Carsten löschte die getippten Ziffern wieder und begann, neu zu tippen, als er die Wohnungstür knirschen und brechen hörte. Carsten zuckte zusammen, ihm wurde übel. Mit dem Handy in der Faust rannte er ins Badezimmer, den einzigen abschließbaren Raum in seiner Wohnung, und verriegelte die Tür. Wenn Herr Pöhler die Wohnungstür kleinkriegt, wird ihn die Badezimmertür nicht lange aufhalten. Carsten rückte einen Badezimmerschrank von innen gegen die Tür. Sein Herz pochte bis in seinen Rachen. Er ließ das Handy die Notrufnummer wählen und kauerte sich in der Wanne zusammen. Jetzt hörte er Stöße und Schläge gegen die Wohnzimmertür – Herr Pöhler müsste nur die Klinke drücken, um sie zu öffnen. Er hörte Sirenen von der Straße und dachte für einen Augenblick, sie seien seinetwegen da, doch sein Anruf war ja noch gar nicht entgegengenommen worden. Das Besetztzeichen ertönte. Carsten drückte die Wahlwiederholung – mit dem gleichen Ergebnis. Ein letzter heftiger Stoß gegen die Wohnzimmertür, dann schnelle Schritte in der Wohnung, Poltern im Wohnzimmer. Herr Pöhler hatte es geschafft. Aber er konnte nicht wissen, in welchem Zimmer Carsten sich versteckt hatte. Carsten wählte die nächste Nummer, die ihm in den Sinn kam: die Handynummer von Markus, seinem engsten Freunde seit der Schulzeit. Markus nahm schon beim dritten Freizeichen ab.

»Hey Carsten, was gibt’s?«

»Pass auf, hör zu, ehm …«, flüsterte Carsten und überlegte, wie er seine Lage schnell und einfach erklären konnte. »Markus, pass auf, ich steck in der Klemme.«

»Was ist los?«

»Mein Nachbar … mein Nachbar ist in meiner Wohnung, er ist – eingebrochen, und ich bin jetzt im Badezimmer.«

»Was?«

»Ja, er ist total durchgedreht.«

»Ach du Scheiße, ähm – ruf die Polizei!«

»Ist besetzt.«

»Was? Die Polizei ist besetzt? Versuch’s noch mal!«

»Hab ich schon.«

»Oh Mann, okay, hast du die Tür abgeschlossen?«

»Ja.«

»Kannst du durchs Fenster raus?«

»Ich glaube … Nee, das geht nicht, das ist viel zu hoch.«

»Scheiße.
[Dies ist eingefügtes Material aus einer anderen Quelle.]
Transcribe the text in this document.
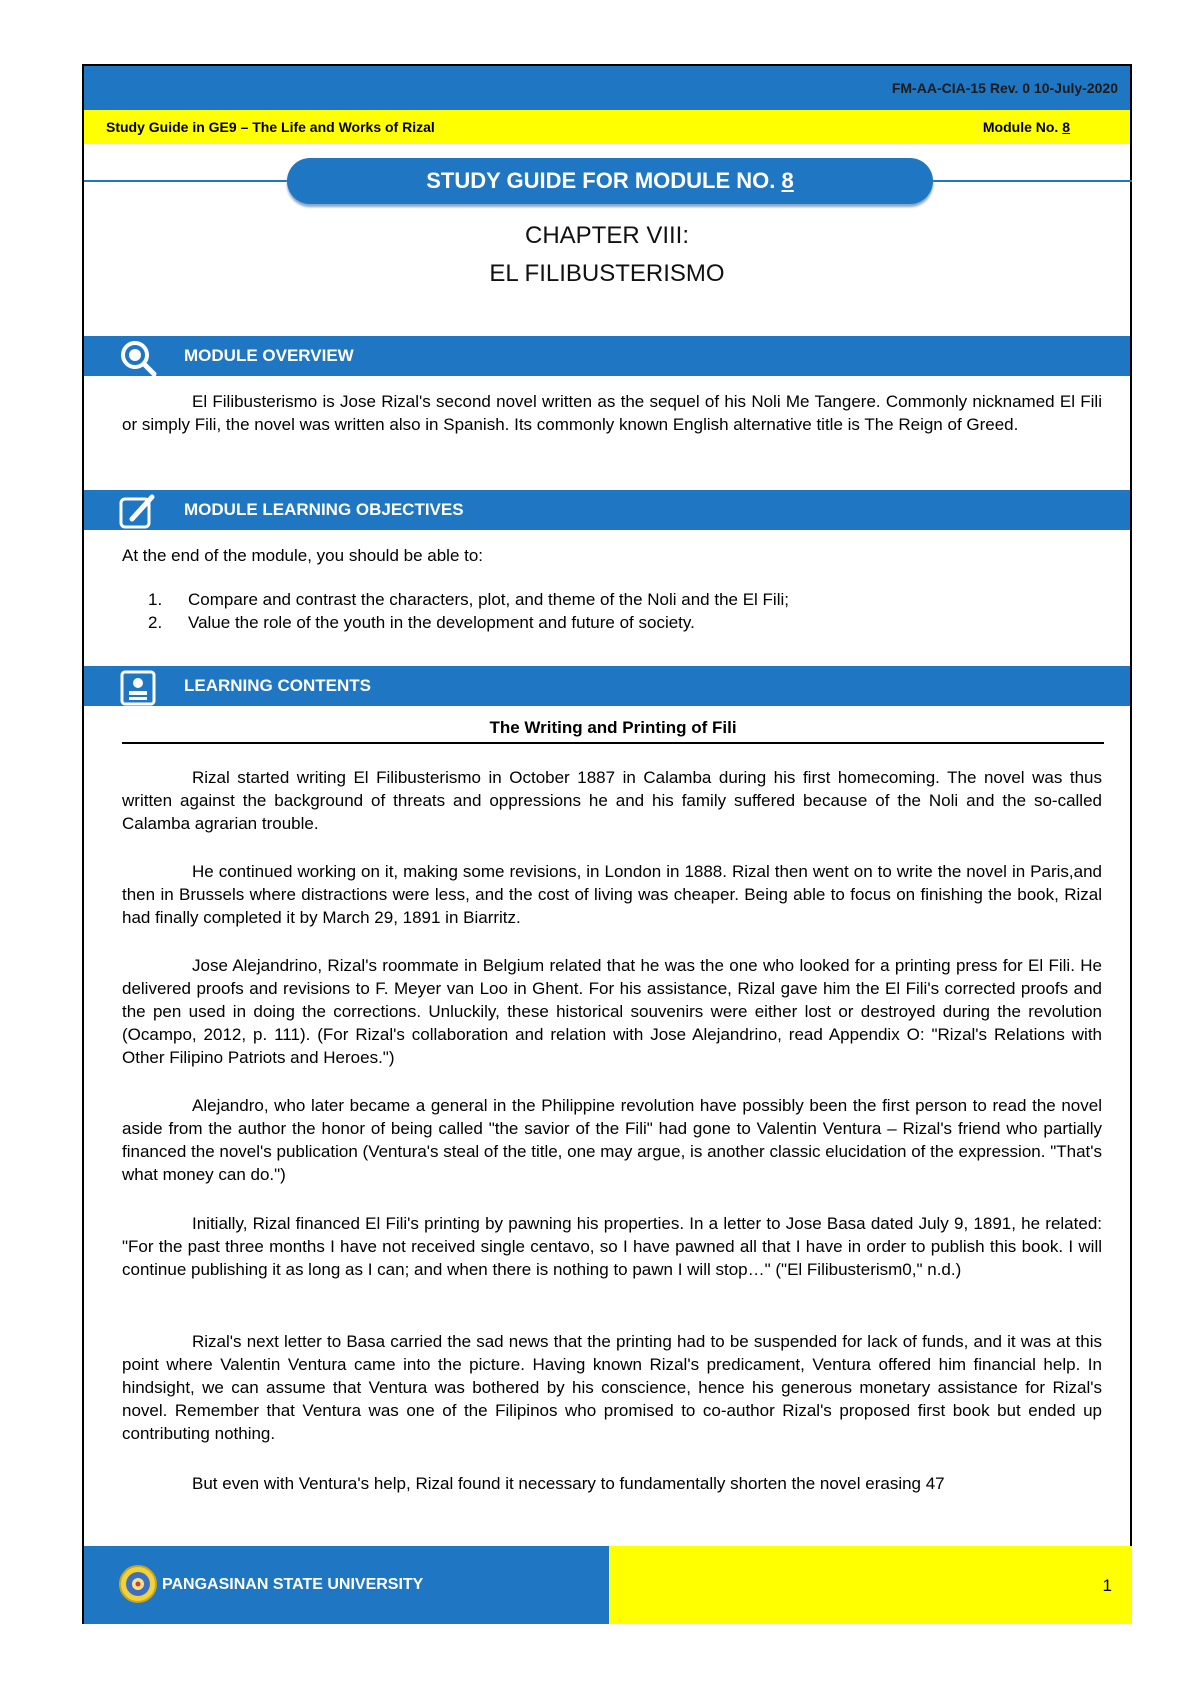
FM-AA-CIA-15 Rev. 0 10-July-2020
Study Guide in GE9 – The Life and Works of Rizal	Module No. 8
STUDY GUIDE FOR MODULE NO. 8
CHAPTER VIII:
EL FILIBUSTERISMO
MODULE OVERVIEW
El Filibusterismo is Jose Rizal's second novel written as the sequel of his Noli Me Tangere. Commonly nicknamed El Fili or simply Fili, the novel was written also in Spanish. Its commonly known English alternative title is The Reign of Greed.
MODULE LEARNING OBJECTIVES
At the end of the module, you should be able to:
1. Compare and contrast the characters, plot, and theme of the Noli and the El Fili;
2. Value the role of the youth in the development and future of society.
LEARNING CONTENTS
The Writing and Printing of Fili
Rizal started writing El Filibusterismo in October 1887 in Calamba during his first homecoming. The novel was thus written against the background of threats and oppressions he and his family suffered because of the Noli and the so-called Calamba agrarian trouble.
He continued working on it, making some revisions, in London in 1888. Rizal then went on to write the novel in Paris,and then in Brussels where distractions were less, and the cost of living was cheaper. Being able to focus on finishing the book, Rizal had finally completed it by March 29, 1891 in Biarritz.
Jose Alejandrino, Rizal's roommate in Belgium related that he was the one who looked for a printing press for El Fili. He delivered proofs and revisions to F. Meyer van Loo in Ghent. For his assistance, Rizal gave him the El Fili's corrected proofs and the pen used in doing the corrections. Unluckily, these historical souvenirs were either lost or destroyed during the revolution (Ocampo, 2012, p. 111). (For Rizal's collaboration and relation with Jose Alejandrino, read Appendix O: "Rizal's Relations with Other Filipino Patriots and Heroes.")
Alejandro, who later became a general in the Philippine revolution have possibly been the first person to read the novel aside from the author the honor of being called "the savior of the Fili" had gone to Valentin Ventura – Rizal's friend who partially financed the novel's publication (Ventura's steal of the title, one may argue, is another classic elucidation of the expression. "That's what money can do.")
Initially, Rizal financed El Fili's printing by pawning his properties. In a letter to Jose Basa dated July 9, 1891, he related: "For the past three months I have not received single centavo, so I have pawned all that I have in order to publish this book. I will continue publishing it as long as I can; and when there is nothing to pawn I will stop…" ("El Filibusterism0," n.d.)
Rizal's next letter to Basa carried the sad news that the printing had to be suspended for lack of funds, and it was at this point where Valentin Ventura came into the picture. Having known Rizal's predicament, Ventura offered him financial help. In hindsight, we can assume that Ventura was bothered by his conscience, hence his generous monetary assistance for Rizal's novel. Remember that Ventura was one of the Filipinos who promised to co-author Rizal's proposed first book but ended up contributing nothing.
But even with Ventura's help, Rizal found it necessary to fundamentally shorten the novel erasing 47
PANGASINAN STATE UNIVERSITY	1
Such dir was, womit du dich verteidigen kannst.«

»Was?«

»Such dir irgendwas, eine Waffe, such dir irgendwas, womit du zuschlagen kannst.«

»Was? Ich … ich kann doch nicht meinen Nachbarn schlagen.«

»Du musst! Carsten, du musst deinen Nachbarn schlagen! Das ist dieser Virus! Das passiert jetzt überall, es ist in den Nachrichten. Menschen werden umgebracht, Carsten, draußen auf der Straße. Einfach umgebracht von durchgedrehten Kranken.«

Carsten suchte den Raum mit den Augen ab. Er hörte Herrn Pöhler durch die Wohnung toben.

»Hier ist nichts, ich hab hier nichts.«

»Eine Eisenstange oder so? Die Stange vom Duschvorhang?«

»Das geht nicht, glaub ich, die ist nur aus Alu.«

»Haarspray? Haarspray und Feuerzeug, das geht jedenfalls in Filmen.«

»Ich hab doch kein Haarspray!«

»Keine Ahnung, du musst irgendwas finden. Pass auf, ich bin jetzt schon im Auto. Ich komm sofort zu dir rüber und versuch unterwegs noch mal Polizei und Feuerwehr und alles. Und wenn’s nicht anders geht, dann guck noch mal, ob du durchs Fenster kannst.«

»Nein«, flüsterte Carsten, »Markus, ich glaub, der ist wirklich gefährlich. Komm nicht her, das ist zu gefährlich.«

»Ich komme jetzt, Carsten. Halt durch.«

Es war soweit: Der erste Stoß gegen die Zimmertür war so heftig, dass Carstens Badezimmerschrank klapperte. Die Schranktür. Besser als nichts. Carsten packte die Tür des Badezimmerschranks und trat mit zwei kräftigen Tritten die Scharniere aus dem Holz. Er packte die kleine Holztür fest an den Kanten und führte zwei langsame Probeschläge durch die Luft aus. Herr Pöhler brach durch die Tür in den Raum. Carsten schlug zu, schlug zu, so fest er konnte.